It’s time for the Supreme Court to take another look at what can be patented

Twenty amicus briefs have been filed in support of a petition to the Supreme Court to review the Federal Circuit’s decision in Arisioa Diagnostics v. SequenomThat decision affirmed a district court’s determination that Sequenom’s patent was nothing more than a patent on a natural phenomenom.  Only one amicus brief in opposition has been filed.

 Sequenom’s invention is a non-invasive, prenatal test for finding fetal abnormalities by detecting the paternally inhereted nucleic acid within the a mother’s serum or plasma.  The test is based on a discovery that fetal DNA can be detected in the mother’s serum or plasma. 

Several Federal Circuit judges felt that a patent on the test was something that should be patentable. But they lamented that, under the Supreme Court’s 2012 opinion in Mayo Collaberative Services v. Prometheus Laboratories they had no choice but hold that the claim to a method for applying the discovery to detect fetal abnormalities using conventional methods of applyfing the paternally inhereted nucleic acid was nothing more than a claim to natural phenomonom itself. Although the Mayo decision is only 4 years old,  agree with the amici that it has caused considerable damage.

The Mayo opinion exemplifies the evils that come from judges legislating from the bench. It reinvigorated a discredited line of jurisprudence. Its test for eligibility create uncertainty and is difficult and costly to apply (as evidenced by the PTO’s own internal guidance). And renders unpatentable inventions that in Europe and most of the rest of the world are patentable, puting US innovators and businesses at a substantial disadvantage and discouraging investment in new products and companies, particularly in the life sciences.

Under Mayo’s test, a claim “directed to” — what “directed to”  means is not clear — a natural phenomenom, a law of nature, or an abstract idea must involve something more than a routine or conventional application of these “implicit exceptions” to patentability.  The invention must lie in the application of the exception, and not in its discovery.

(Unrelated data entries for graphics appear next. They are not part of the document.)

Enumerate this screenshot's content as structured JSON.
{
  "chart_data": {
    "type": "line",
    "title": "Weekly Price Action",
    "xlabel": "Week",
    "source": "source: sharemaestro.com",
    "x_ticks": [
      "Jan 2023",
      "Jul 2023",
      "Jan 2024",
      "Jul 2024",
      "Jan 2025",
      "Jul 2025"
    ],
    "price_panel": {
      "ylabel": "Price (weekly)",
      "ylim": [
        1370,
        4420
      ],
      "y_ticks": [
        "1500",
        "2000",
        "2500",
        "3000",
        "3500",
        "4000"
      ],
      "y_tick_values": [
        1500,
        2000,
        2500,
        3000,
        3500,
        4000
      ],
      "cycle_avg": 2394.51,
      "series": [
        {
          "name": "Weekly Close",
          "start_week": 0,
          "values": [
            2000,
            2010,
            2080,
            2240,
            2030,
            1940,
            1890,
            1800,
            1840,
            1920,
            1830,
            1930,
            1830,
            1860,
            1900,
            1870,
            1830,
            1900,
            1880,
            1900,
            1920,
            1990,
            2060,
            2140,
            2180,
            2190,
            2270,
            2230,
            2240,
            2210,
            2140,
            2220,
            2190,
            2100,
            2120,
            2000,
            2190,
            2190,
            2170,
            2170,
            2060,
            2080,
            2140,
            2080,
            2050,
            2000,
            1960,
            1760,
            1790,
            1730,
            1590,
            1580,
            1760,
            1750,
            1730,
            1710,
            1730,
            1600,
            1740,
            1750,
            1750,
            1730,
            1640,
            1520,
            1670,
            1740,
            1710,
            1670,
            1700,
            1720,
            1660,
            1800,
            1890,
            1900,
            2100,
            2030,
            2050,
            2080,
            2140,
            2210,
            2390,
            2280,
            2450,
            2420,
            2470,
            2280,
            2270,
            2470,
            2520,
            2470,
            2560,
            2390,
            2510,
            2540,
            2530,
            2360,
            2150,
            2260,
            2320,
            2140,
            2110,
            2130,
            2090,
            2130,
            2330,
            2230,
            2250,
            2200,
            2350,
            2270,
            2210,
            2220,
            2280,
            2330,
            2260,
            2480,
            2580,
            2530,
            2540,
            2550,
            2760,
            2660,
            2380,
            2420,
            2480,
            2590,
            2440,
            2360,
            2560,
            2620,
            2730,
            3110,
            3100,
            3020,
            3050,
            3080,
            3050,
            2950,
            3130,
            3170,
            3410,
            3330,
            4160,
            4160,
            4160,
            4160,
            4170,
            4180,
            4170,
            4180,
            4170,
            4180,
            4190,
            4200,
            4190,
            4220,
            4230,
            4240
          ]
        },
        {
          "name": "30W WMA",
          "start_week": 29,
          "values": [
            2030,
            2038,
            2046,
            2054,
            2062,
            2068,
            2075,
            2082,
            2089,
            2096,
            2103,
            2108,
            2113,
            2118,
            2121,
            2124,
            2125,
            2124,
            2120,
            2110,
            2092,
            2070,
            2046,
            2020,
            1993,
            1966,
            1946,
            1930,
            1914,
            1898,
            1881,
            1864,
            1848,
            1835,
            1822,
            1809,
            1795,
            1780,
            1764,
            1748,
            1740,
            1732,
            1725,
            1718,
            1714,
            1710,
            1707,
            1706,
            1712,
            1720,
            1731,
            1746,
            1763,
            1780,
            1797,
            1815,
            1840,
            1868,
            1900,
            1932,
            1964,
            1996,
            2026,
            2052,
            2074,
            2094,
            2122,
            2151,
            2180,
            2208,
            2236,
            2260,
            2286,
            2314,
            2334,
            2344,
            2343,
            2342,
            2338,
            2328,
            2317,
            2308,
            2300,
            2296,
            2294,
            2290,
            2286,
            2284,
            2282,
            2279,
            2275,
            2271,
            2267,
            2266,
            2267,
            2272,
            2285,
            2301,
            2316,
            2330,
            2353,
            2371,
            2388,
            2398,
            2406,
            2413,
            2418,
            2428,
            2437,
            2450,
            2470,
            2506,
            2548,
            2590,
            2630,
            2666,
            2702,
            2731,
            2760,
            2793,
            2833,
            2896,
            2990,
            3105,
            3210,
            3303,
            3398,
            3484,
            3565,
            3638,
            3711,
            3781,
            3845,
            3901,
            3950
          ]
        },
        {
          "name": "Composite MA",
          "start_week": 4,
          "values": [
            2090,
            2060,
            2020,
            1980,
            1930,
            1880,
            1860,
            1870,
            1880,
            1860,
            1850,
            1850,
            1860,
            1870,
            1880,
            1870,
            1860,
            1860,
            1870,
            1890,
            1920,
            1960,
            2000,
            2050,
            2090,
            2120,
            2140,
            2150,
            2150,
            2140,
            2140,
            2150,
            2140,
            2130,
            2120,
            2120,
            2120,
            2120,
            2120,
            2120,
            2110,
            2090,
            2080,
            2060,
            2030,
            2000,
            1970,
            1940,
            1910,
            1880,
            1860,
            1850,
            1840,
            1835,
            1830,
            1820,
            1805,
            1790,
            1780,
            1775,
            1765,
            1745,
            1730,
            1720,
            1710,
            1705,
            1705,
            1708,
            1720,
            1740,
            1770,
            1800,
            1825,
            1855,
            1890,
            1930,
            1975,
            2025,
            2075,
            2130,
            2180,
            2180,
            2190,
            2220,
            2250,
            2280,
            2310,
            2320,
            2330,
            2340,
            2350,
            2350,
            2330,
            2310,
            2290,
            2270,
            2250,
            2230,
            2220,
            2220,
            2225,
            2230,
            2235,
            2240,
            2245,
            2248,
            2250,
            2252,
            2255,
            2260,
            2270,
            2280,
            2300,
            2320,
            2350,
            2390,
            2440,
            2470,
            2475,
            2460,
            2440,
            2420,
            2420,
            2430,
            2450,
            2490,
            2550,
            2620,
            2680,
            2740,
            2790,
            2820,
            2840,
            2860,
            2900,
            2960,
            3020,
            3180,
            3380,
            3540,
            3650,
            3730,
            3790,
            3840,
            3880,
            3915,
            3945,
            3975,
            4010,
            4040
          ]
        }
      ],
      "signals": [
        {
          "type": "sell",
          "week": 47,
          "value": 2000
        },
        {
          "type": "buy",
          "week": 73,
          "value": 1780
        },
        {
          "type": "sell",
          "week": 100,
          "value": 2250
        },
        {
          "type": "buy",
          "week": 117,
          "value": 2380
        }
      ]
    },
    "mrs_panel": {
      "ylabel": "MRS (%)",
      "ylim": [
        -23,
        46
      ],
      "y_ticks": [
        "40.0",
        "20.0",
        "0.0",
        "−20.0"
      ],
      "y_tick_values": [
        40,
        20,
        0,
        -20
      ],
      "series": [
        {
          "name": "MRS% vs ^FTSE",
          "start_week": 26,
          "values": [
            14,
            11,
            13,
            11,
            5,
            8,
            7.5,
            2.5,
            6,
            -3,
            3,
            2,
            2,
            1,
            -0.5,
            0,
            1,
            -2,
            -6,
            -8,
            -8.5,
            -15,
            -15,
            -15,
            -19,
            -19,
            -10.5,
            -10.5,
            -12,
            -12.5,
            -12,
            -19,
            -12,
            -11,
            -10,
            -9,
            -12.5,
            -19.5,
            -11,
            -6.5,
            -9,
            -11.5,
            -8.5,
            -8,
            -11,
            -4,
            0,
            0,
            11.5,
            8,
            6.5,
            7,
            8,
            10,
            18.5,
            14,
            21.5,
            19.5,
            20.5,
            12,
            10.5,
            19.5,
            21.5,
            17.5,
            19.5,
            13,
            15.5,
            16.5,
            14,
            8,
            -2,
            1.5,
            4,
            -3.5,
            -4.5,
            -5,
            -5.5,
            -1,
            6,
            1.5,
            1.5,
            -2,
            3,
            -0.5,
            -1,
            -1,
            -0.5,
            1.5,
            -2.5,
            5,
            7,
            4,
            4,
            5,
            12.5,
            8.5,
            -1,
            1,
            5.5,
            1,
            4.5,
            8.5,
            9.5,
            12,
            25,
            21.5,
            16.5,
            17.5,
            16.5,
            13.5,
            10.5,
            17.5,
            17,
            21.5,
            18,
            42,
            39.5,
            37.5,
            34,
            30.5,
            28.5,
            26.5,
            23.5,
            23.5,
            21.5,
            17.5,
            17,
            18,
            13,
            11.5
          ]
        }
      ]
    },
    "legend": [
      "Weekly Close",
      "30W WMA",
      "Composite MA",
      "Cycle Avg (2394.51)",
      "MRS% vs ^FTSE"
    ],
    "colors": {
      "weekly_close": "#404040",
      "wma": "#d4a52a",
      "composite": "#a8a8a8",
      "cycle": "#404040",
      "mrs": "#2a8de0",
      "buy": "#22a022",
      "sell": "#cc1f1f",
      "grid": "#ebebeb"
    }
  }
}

In the 1970s and early 1980s, the Court addressed in a series of decisions the issue of patent eligiblity in the context of patents directed to software implemented inventions patenting of software. Thos decisions misinterpreted and misapplied old cause law and contradicted each other. However, the last of those decisions, Diamond v. Diehr appeared augured the patenting of software impelmented inventions. Fortunately, the Court laid low for a number of years, but reasserted itself 2010, when it issued its decision in Bilksi v. Kappos. Unfortunately,  that decision pretended that all of the Court’s prior decisions on eligibility were consistent, and opened the door for Mayo to bring back a line of thinking that Diehr, and subsequently, a number of subsequent decisions by the Federal Circuit, had burried.

No one appears to have ever raised the basic issue of whether the Court is doing more than applying the statute in its decisions. The most compelling amicus brief in support of review was filed by two well-known professors of patent law, Jeffry Leftstin and Peter Metell. Their main argument is that the Supreme Court has engrafted on to patent law dditional requirements that contradict Congress’s “carefully crafted framework.”

The most important innovation of the 1952 Act was to provide distinct statutory requirements to test the validity of patents, including an express non- obviousness requirement. Out of the amorphous concepts of “invention” and “undue breadth” that prevailed before the 1952 Act came § 101’s eligibility standard, § 102’s novelty standards, § 103’s non- obviousness requirement, and § 112’s disclosure requirements. By shoehorning an extra requirement for inventiveness and a concern over undue preemption into § 101, Mayo contradicts Congress’s carefully crafted framework and ignores the legislative mandate to weigh inventiveness and preemption concerns under § 103 and § 112, respectively.”

Congress provided a comprehensive regime for the granting exclusive rights in inventions that strikes a balance between exclusionary effects and incentives for promoting innovation. The Court should not — cannot? — require anything more than what the statute requires , especially if it contradicts it. The Court’s judgment cannot supplant Congress’ judgment on the appropriate balance. As pointed out by Leftsin and Menell:

The Court’s suggestion in Mayo that patent eligibility turns on concerns about the extent to which a technological discovery will be preempted misapprehends the inherent logic of the patent system. Congress has repeatedly expressed its judgment that discoveries embodied in one of the statutory classes of subject matter should be eligible for patents, notwithstanding the costs entailed by the temporary monopoly of a patent. As this Court has recognized, whether a long-standing legislative directive represents the optimal balance to promote innovation is a question reserved to Congress. See Eldred v. Ashcroft, 537 U.S. 186, 211-17 (2003).”

Although I’m not expecting that it will,  I am holding out some hope that some members of the Court will take up the challenge and bring intellectual honesty and rigor to the analsyis to the issue of whether its current test is consistent with the statutory scheme and Congressional intent.